In most circumstances I would open the program for questions at this point. Because the lecture was delivered more as a presentation than as a direct proselytizing attempt, it usually found a quite receptive audience, and therefore the questions were normally expository rather than challenging. After taking several such questions, and especially if an argument were developing (meaning intelligence giving way to anger), I would invite everyone to take part in an ending chant to actually experience the blissful potency of the revealed names of God.
Whereas in the beginning most students would simply watch us chant, after a reasonable talk they were often inclined to join in. Usually from fifty to one hundred percent of them would stand, clap and join in the chanting, regardless of the conservatism or liberality of that particular student body. By the end of the chant they would often become thoroughly aroused and afterwards express their enjoyment by appreciative words and exclamations.
After this conclusion I would invite them to taste some fruit and a sweet grain preparation (halavah) we had earlier offered to Krishna, to speak further with the devotees if they had more questions, and especially to look at the books of our spiritual master and our other literatures. The ensuing discussions with ten to thirty of the more interested students would often go on for one, two or even three hours. They usually ate all the prasada with relish, and interested readers purchased a number of our major books, many magazines, and essays I had written and printed for students. As devotees preaching for Krishna and our spiritual master in this way, we used to conclude almost every program feeling happy to the point of ecstasy.
My spiritual master told me that if the students asked good questions and were motivated to take literature, that indicated that the program had been potently effective. Since this was nearly always the case, we are confident that in the course of doing 150 such programs all over Britain, we have made some beginning—a planting of seeds that may gradually grow into a Krishna conscious generation of people who will alter, for the good, both the United Kingdom and the world. Many British young people show a healthy attraction for the chanting of the Hare Krishna mantra, and this process alone, according to the Vedic scriptures, will illuminate this materialistic age.

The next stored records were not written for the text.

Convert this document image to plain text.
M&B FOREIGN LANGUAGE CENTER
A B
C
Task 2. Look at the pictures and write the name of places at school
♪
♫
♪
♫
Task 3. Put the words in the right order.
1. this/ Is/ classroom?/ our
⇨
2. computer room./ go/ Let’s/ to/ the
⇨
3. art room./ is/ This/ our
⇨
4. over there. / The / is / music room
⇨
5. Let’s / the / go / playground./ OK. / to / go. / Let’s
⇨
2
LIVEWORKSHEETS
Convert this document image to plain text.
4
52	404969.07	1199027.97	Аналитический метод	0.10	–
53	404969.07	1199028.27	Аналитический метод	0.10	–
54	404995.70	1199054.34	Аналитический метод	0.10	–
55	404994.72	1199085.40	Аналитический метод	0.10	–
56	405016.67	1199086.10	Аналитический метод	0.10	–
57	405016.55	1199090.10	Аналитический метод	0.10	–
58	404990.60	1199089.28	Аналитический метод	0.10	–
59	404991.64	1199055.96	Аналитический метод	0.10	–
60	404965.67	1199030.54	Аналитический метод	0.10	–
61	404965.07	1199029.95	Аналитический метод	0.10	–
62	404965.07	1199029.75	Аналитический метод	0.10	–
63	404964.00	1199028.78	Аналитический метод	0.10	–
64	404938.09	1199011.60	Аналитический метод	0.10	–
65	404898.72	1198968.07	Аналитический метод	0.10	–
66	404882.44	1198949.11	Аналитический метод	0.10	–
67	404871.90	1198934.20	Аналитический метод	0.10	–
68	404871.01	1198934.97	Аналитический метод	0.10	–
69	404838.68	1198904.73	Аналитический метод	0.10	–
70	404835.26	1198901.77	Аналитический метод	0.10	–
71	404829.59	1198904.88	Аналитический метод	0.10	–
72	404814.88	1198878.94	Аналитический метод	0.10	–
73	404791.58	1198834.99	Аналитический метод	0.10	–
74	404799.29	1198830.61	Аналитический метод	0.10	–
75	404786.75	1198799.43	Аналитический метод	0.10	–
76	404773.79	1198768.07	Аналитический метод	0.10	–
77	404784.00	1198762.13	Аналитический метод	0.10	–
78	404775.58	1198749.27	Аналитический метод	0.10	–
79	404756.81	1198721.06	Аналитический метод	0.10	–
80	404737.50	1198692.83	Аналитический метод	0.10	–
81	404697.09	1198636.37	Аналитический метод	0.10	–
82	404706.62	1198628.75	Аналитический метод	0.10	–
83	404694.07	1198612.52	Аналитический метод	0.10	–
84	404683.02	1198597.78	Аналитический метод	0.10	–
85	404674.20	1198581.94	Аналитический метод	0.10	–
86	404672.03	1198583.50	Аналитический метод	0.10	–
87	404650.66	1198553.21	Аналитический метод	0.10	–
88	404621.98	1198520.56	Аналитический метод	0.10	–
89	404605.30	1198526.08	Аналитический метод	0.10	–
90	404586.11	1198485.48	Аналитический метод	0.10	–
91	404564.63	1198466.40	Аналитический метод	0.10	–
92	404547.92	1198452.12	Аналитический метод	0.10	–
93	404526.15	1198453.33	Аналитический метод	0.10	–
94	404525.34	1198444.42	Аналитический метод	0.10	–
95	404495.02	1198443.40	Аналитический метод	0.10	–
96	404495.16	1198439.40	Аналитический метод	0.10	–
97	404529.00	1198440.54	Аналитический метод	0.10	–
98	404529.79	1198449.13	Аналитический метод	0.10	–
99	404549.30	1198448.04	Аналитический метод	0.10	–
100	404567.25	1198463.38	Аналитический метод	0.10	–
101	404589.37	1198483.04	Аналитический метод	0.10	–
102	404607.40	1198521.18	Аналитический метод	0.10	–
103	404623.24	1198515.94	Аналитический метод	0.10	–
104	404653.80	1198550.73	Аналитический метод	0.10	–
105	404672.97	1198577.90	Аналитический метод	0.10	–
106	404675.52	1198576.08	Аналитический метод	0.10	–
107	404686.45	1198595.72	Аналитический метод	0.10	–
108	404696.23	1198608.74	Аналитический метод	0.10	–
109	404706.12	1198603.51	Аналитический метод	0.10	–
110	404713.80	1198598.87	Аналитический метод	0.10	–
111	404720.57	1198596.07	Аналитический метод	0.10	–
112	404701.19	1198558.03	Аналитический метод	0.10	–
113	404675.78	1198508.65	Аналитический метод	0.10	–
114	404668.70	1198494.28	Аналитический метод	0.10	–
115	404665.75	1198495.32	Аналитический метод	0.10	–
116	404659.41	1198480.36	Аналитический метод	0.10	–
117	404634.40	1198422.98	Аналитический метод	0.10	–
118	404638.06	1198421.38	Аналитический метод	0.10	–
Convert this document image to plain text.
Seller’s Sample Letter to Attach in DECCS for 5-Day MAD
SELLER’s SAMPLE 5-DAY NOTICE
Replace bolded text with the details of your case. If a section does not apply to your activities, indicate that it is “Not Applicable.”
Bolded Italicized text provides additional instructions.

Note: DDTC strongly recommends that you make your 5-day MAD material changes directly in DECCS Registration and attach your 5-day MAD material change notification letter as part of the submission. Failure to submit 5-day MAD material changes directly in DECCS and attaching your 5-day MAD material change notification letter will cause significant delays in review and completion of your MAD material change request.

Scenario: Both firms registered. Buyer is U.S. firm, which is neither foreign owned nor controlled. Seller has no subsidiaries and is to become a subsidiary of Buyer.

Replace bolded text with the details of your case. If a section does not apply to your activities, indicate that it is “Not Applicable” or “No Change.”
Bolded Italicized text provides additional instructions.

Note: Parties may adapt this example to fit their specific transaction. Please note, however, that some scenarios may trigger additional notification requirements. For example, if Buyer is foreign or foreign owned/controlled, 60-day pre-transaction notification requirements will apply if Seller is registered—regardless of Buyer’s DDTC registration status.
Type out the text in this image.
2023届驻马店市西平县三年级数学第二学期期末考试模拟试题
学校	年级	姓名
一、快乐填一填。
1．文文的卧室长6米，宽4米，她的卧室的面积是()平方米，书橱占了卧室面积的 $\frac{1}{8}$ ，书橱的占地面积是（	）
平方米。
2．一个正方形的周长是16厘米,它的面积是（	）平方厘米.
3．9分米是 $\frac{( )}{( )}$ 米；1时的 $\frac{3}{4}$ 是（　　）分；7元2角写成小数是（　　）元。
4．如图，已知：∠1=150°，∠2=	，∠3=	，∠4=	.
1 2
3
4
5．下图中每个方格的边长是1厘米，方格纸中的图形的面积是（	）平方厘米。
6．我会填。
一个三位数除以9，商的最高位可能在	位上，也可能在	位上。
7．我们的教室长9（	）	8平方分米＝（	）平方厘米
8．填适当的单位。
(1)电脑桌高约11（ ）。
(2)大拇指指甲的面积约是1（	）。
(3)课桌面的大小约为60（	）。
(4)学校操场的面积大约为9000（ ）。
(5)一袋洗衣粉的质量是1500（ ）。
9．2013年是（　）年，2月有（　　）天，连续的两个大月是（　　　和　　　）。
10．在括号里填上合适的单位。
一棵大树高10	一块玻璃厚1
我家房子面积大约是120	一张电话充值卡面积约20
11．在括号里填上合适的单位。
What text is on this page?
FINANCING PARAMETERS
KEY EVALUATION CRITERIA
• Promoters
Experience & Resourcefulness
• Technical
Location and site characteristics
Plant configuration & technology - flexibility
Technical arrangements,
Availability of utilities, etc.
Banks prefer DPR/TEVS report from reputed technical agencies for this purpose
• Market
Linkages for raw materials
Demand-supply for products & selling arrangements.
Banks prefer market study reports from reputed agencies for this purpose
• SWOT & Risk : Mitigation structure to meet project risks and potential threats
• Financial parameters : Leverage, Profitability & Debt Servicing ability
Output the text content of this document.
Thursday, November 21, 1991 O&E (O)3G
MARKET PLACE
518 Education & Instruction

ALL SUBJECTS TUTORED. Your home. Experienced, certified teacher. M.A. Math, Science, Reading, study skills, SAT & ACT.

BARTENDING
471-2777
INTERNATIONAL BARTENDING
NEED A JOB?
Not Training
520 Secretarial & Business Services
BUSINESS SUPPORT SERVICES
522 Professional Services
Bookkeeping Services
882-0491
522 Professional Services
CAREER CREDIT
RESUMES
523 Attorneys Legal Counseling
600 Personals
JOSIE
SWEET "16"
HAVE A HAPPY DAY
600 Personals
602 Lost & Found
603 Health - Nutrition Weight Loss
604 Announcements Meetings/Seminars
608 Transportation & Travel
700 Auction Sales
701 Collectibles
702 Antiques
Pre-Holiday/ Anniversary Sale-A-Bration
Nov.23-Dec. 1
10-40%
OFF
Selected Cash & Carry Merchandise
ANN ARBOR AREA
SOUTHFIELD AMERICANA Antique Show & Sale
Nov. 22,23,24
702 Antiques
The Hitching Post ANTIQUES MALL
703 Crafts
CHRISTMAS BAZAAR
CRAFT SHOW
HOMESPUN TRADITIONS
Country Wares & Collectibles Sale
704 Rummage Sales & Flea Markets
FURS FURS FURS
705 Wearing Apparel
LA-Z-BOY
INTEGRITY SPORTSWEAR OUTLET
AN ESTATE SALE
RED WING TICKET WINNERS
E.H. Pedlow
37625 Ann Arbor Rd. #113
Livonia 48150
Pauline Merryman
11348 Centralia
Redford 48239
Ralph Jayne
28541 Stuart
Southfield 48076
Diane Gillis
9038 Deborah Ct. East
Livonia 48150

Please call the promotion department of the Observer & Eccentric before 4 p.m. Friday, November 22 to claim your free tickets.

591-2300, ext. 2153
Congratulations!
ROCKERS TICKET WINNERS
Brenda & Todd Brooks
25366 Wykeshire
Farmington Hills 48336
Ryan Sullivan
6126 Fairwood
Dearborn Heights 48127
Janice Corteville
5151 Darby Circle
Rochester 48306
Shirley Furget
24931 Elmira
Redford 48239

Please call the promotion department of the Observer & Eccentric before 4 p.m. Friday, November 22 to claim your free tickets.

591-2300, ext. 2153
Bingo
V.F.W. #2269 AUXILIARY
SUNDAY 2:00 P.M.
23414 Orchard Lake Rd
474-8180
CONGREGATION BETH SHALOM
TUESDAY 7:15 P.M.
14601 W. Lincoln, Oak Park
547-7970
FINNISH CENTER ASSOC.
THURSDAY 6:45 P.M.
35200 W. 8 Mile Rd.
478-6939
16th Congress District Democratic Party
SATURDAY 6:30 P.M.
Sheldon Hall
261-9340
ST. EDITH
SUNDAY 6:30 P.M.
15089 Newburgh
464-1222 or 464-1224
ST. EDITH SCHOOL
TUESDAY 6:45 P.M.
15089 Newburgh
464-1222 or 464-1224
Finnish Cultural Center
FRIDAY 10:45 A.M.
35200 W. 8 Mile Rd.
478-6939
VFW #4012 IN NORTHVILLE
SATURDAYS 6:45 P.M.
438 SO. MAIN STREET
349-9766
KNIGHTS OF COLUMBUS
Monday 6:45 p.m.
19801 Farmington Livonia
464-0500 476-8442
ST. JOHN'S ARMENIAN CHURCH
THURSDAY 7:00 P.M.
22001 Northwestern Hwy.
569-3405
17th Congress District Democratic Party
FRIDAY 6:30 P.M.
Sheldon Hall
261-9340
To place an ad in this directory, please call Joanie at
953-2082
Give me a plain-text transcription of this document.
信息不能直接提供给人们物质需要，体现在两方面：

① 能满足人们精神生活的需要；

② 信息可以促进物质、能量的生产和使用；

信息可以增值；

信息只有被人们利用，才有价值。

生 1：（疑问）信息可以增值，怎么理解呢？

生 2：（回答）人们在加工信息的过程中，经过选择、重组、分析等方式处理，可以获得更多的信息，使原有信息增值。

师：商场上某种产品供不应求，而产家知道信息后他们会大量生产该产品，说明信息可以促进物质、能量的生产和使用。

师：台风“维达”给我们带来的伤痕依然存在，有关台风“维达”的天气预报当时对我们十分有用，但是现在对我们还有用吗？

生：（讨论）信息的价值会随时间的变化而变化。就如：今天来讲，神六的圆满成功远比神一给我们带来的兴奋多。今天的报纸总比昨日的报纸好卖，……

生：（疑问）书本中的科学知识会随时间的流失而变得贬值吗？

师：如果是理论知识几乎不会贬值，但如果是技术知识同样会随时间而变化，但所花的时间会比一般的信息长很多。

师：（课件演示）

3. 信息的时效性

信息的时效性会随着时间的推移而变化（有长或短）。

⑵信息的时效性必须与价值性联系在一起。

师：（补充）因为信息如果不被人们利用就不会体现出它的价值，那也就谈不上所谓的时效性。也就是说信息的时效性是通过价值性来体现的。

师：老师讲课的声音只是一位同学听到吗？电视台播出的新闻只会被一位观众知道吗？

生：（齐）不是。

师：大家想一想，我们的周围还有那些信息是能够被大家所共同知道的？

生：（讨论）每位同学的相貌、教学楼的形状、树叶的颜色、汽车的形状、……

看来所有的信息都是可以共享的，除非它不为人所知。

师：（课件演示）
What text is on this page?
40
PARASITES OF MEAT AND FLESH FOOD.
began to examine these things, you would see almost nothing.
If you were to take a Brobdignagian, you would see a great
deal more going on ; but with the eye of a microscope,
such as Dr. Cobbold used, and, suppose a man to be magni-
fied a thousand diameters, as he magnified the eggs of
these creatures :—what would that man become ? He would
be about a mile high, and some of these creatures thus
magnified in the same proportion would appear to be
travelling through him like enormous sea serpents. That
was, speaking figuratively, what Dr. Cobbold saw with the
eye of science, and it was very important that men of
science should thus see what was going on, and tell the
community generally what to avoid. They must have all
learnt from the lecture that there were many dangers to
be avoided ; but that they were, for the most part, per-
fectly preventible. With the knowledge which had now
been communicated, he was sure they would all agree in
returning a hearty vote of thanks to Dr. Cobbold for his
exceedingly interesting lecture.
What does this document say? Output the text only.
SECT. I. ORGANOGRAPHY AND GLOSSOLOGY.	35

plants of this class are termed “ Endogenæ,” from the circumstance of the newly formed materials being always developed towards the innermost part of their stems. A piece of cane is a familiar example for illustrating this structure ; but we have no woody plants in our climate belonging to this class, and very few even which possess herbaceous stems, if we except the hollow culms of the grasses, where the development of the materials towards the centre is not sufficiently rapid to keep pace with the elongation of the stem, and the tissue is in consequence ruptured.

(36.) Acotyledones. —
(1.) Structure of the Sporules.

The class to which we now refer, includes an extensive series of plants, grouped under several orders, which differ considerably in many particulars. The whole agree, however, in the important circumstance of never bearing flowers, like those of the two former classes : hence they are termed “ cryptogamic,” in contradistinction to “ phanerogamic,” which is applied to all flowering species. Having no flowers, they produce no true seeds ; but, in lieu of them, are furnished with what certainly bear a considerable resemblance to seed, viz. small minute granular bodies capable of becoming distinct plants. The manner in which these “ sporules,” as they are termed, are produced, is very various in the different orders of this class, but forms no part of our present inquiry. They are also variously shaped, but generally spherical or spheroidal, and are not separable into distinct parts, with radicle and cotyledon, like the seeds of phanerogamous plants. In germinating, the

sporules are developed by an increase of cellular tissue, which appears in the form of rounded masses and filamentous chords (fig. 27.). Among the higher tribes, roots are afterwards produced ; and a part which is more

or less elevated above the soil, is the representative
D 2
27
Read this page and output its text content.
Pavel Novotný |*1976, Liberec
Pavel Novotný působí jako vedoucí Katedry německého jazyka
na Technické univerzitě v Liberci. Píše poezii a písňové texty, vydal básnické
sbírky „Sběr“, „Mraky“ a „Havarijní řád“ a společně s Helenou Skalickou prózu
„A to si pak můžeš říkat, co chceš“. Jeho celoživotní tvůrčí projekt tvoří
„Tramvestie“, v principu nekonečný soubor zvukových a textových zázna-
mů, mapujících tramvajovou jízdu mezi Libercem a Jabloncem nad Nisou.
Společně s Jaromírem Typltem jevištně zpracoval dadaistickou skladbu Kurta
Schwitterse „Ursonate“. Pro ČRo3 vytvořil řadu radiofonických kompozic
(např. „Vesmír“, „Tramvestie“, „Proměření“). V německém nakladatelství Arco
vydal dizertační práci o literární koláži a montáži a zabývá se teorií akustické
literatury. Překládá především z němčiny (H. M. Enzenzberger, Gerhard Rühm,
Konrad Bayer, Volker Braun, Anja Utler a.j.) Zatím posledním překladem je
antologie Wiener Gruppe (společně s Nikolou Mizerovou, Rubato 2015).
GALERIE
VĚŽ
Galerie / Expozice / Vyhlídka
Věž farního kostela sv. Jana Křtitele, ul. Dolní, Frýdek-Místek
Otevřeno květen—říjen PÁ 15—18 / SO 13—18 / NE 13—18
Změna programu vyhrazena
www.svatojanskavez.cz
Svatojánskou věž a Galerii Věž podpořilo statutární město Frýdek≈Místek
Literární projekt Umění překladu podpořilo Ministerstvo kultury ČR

In the coming school year we plan to make a second tour through all the colleges and universities here, meeting new students and also observing how some who attended last year’s programs have developed by this simple, pure association. Already many have come, on their summer travels, to visit our temples, and a few have actually joined our society as full-time students of our spiritual master. In this way we are encouraged to push on, in secondary and primary schools as well, and wherever an audience presents itself. We eagerly await the golden days of the Krishna conscious world-culture the Vedic literatures predict for this age as the result of the appearance of Lord Caitanya and His glorious sankirtana movement of chanting the holy names of God.